TAMPA, Fla. (WFLA) - A new policy at Frontier Airlines is raising some eyebrows and one big question — should you tip your flight attendant?

Three years ago, the Denver-based airline introduced a tipping function on digital tablets used to order snacks, which included an option to add gratuity.

Until this year, the tips were pooled among flight attendants. But as of Jan. 1, they'll get to keep the tips they make from individual sales, the Chicago Tribune reported.

“We appreciate the great work of our flight attendants and know that our customers do as well,” said Frontier spokesman Jonathan Freed. 

A tablet prompts passengers to tip 15%, 20%, 25% or a custom gratuity.

The option to tip is “entirely at the customer’s discretion, and many do it,” Freed added.

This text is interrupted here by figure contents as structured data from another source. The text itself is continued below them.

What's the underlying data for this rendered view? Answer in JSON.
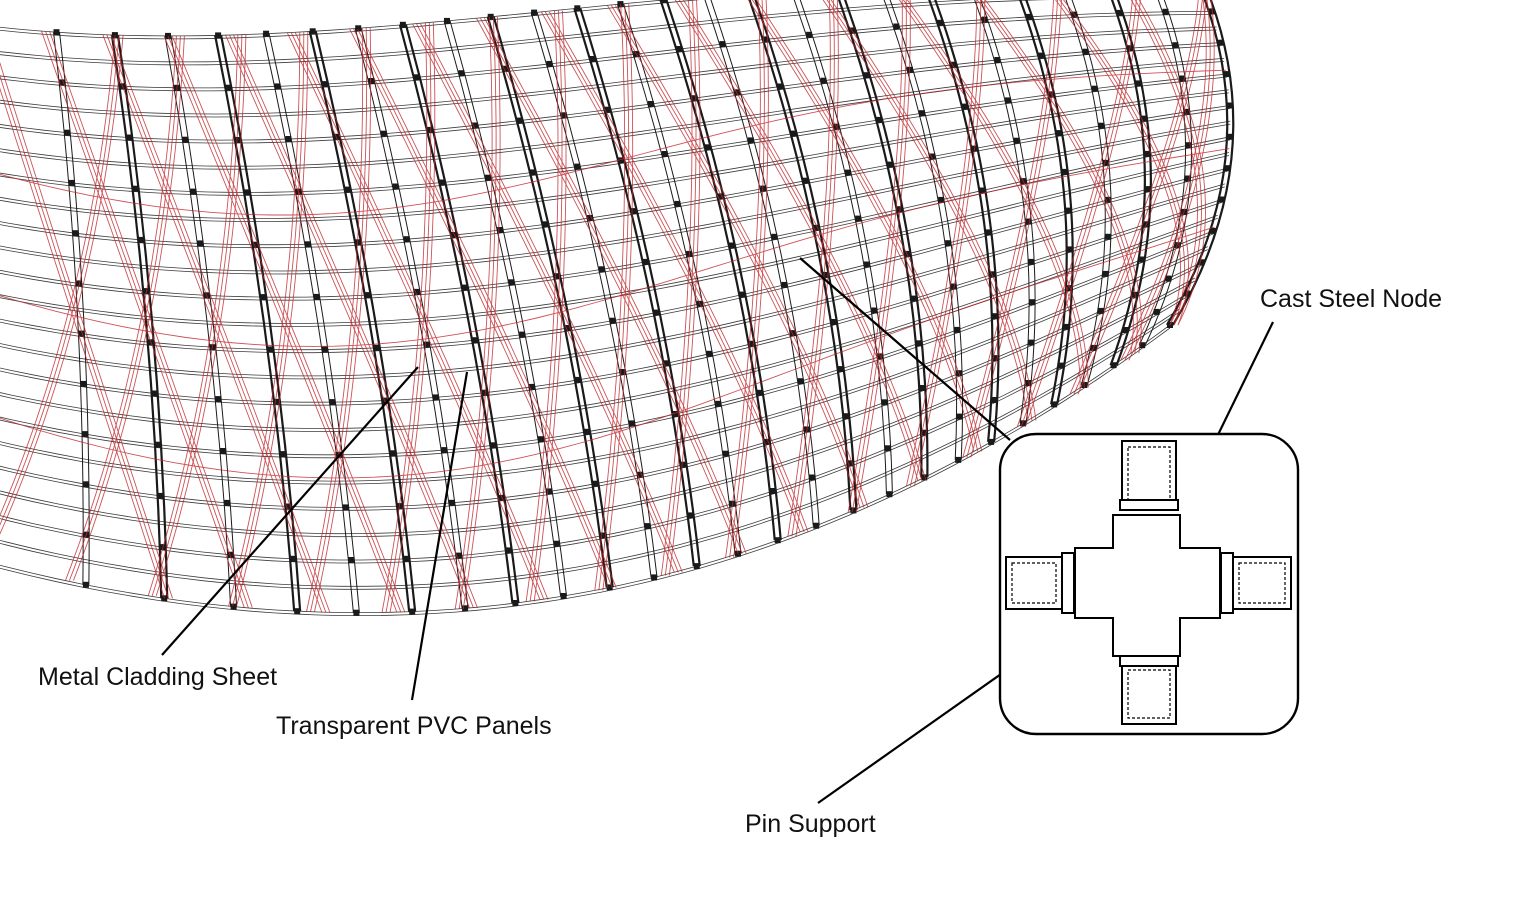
{
  "labels": {
    "metal_cladding_sheet": "Metal Cladding Sheet",
    "transparent_pvc_panels": "Transparent PVC Panels",
    "pin_support": "Pin Support",
    "cast_steel_node": "Cast Steel Node"
  },
  "colors": {
    "frame_lines": "#1a1a1a",
    "panel_lines": "#c0272d",
    "leader_lines": "#000000",
    "background": "#ffffff"
  }
}
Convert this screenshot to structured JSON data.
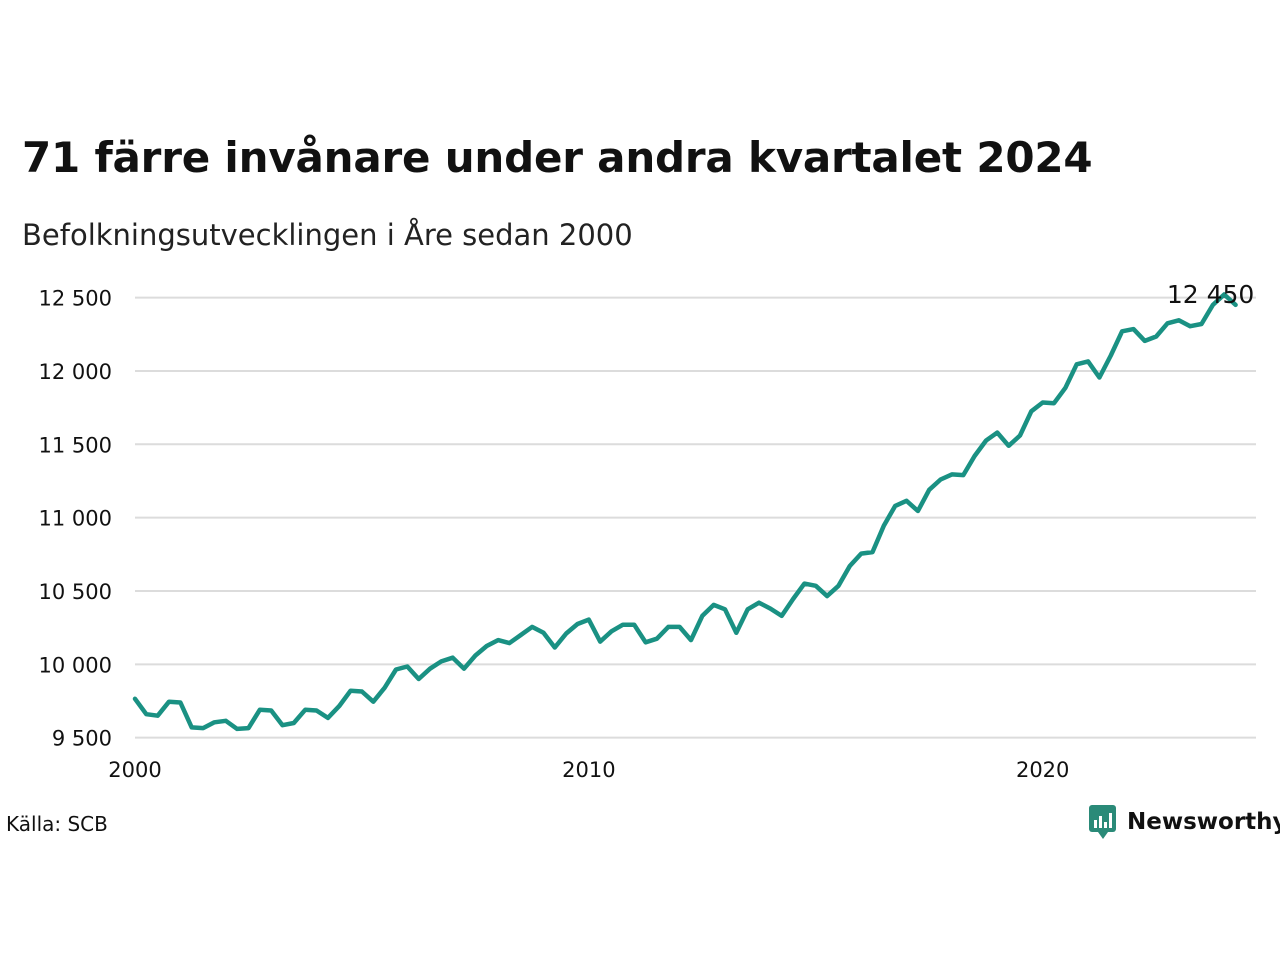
{
  "title": "71 färre invånare under andra kvartalet 2024",
  "subtitle": "Befolkningsutvecklingen i Åre sedan 2000",
  "source": "Källa: SCB",
  "brand": {
    "name": "Newsworthy",
    "color": "#2a8a78"
  },
  "chart_data": {
    "type": "line",
    "line_color": "#1a9183",
    "grid": true,
    "x_start": 2000.0,
    "x_step": 0.25,
    "xlim": [
      2000,
      2024.7
    ],
    "ylim": [
      9450,
      12620
    ],
    "x_ticks": [
      {
        "value": 2000,
        "label": "2000"
      },
      {
        "value": 2010,
        "label": "2010"
      },
      {
        "value": 2020,
        "label": "2020"
      }
    ],
    "y_ticks": [
      {
        "value": 9500,
        "label": "9 500"
      },
      {
        "value": 10000,
        "label": "10 000"
      },
      {
        "value": 10500,
        "label": "10 500"
      },
      {
        "value": 11000,
        "label": "11 000"
      },
      {
        "value": 11500,
        "label": "11 500"
      },
      {
        "value": 12000,
        "label": "12 000"
      },
      {
        "value": 12500,
        "label": "12 500"
      }
    ],
    "values": [
      9765,
      9660,
      9650,
      9745,
      9740,
      9570,
      9565,
      9605,
      9615,
      9560,
      9565,
      9690,
      9685,
      9585,
      9600,
      9690,
      9685,
      9635,
      9715,
      9820,
      9815,
      9745,
      9840,
      9965,
      9985,
      9900,
      9970,
      10020,
      10045,
      9970,
      10060,
      10125,
      10165,
      10145,
      10200,
      10255,
      10215,
      10115,
      10210,
      10275,
      10305,
      10155,
      10225,
      10270,
      10270,
      10150,
      10175,
      10255,
      10255,
      10165,
      10330,
      10405,
      10375,
      10215,
      10375,
      10420,
      10380,
      10330,
      10445,
      10550,
      10535,
      10465,
      10535,
      10670,
      10755,
      10765,
      10945,
      11080,
      11115,
      11045,
      11190,
      11260,
      11295,
      11290,
      11420,
      11525,
      11580,
      11490,
      11560,
      11725,
      11785,
      11780,
      11885,
      12045,
      12065,
      11955,
      12105,
      12270,
      12285,
      12205,
      12235,
      12325,
      12345,
      12305,
      12320,
      12450,
      12521,
      12450
    ],
    "last_value_label": "12 450"
  }
}
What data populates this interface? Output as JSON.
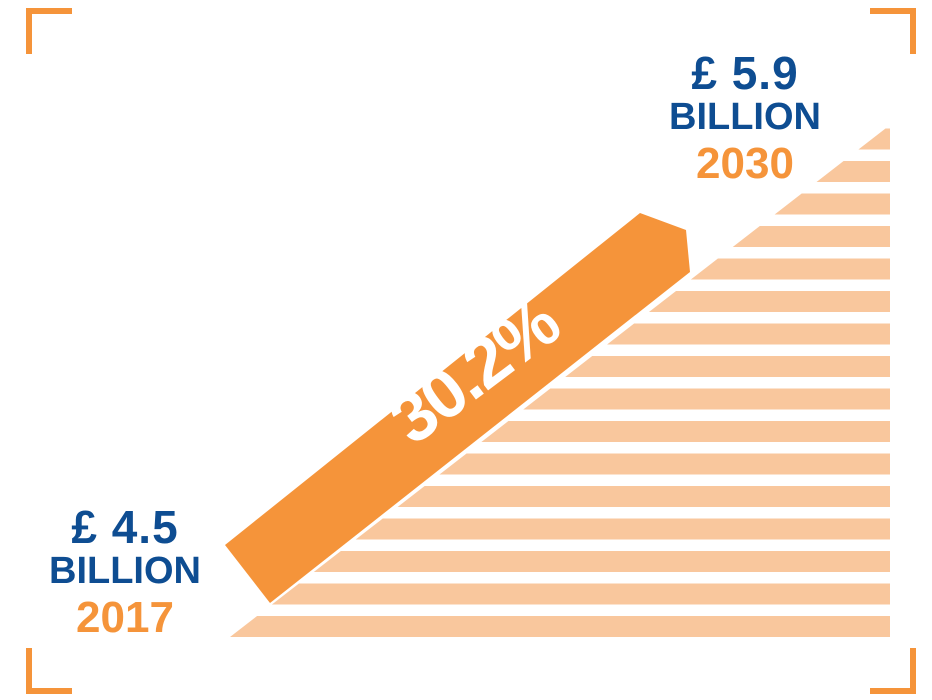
{
  "start": {
    "amount": "£ 4.5",
    "unit": "BILLION",
    "year": "2017",
    "value_billion": 4.5
  },
  "end": {
    "amount": "£ 5.9",
    "unit": "BILLION",
    "year": "2030",
    "value_billion": 5.9
  },
  "growth_label": "30.2%",
  "colors": {
    "navy": "#0e4d92",
    "orange": "#f5943a",
    "stripe": "#f9c79d",
    "white": "#ffffff"
  }
}
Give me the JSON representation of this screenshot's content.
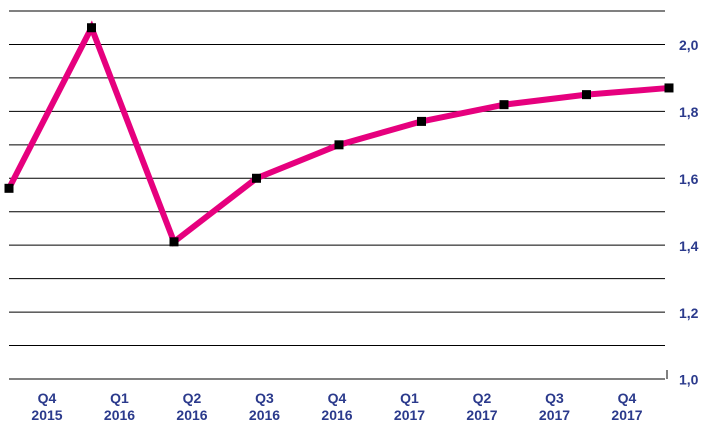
{
  "chart_data": {
    "type": "line",
    "categories": [
      "Q4 2015",
      "Q1 2016",
      "Q2 2016",
      "Q3 2016",
      "Q4 2016",
      "Q1 2017",
      "Q2 2017",
      "Q3 2017",
      "Q4 2017"
    ],
    "series": [
      {
        "color": "#e6007e",
        "marker_color": "#000000",
        "values": [
          1.57,
          2.05,
          1.41,
          1.6,
          1.7,
          1.77,
          1.82,
          1.85,
          1.87
        ]
      }
    ],
    "ylim": [
      1.0,
      2.1
    ],
    "yticks": [
      {
        "value": 1.0,
        "label": "1,0"
      },
      {
        "value": 1.2,
        "label": "1,2"
      },
      {
        "value": 1.4,
        "label": "1,4"
      },
      {
        "value": 1.6,
        "label": "1,6"
      },
      {
        "value": 1.8,
        "label": "1,8"
      },
      {
        "value": 2.0,
        "label": "2,0"
      }
    ],
    "minor_yticks": [
      1.1,
      1.3,
      1.5,
      1.7,
      1.9,
      2.1
    ],
    "grid": true,
    "y_axis_side": "right"
  }
}
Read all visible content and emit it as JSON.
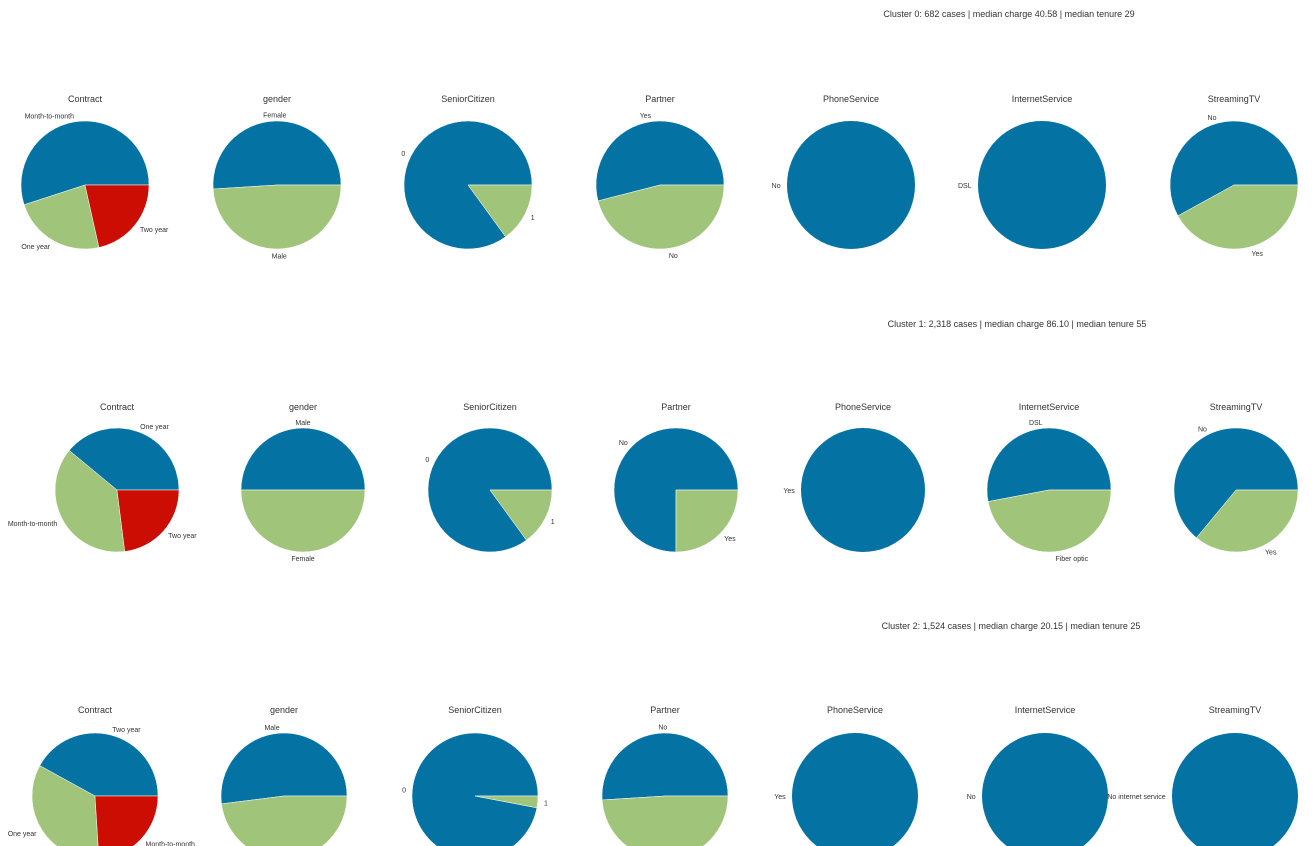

Flight attendants can choose whether or not to trigger the option on the tablet.

“I’ve flown more than 350 flights on 51 different airlines in the past three years, but I’d never experienced an airline ask for a tip,” wrote JT Genter, of ThePoints Guy travel blog. 

Genter was recently on a Frontier flight and shared a photo of the tipping option, which includes a message that reads, “Gratuities Are Appreciated!”

Genter said the new policy may motivate them to provide better service, but "it feels a bit unprofessional for flight attendants to be seeking tips."

The policy was also met with opposition by others in the industry. 

“The Association of Flight Attendants International, a union that represents 50,000 flight attendants at 20 airlines including Frontier, opposes the tipping policy, saying attendants should instead be paid higher wages,” the Los Angeles Times reported.

“Management moved forward with a tipping option for passengers in hopes it would dissuade flight attendants from standing together for a fair contract — and in an effort to shift additional costs to passengers,” AFA President Sara Nelson said, according to the Tribune.

Flight attendants made a median salary of $50,500 in 2017, according to the U.S. Bureau of Labor Statistics. 

“Industry experts say no other U.S. carrier gives passengers the ability to tip flight attendants, and they don’t expect other airlines to follow Frontier’s lead,” the Times reported.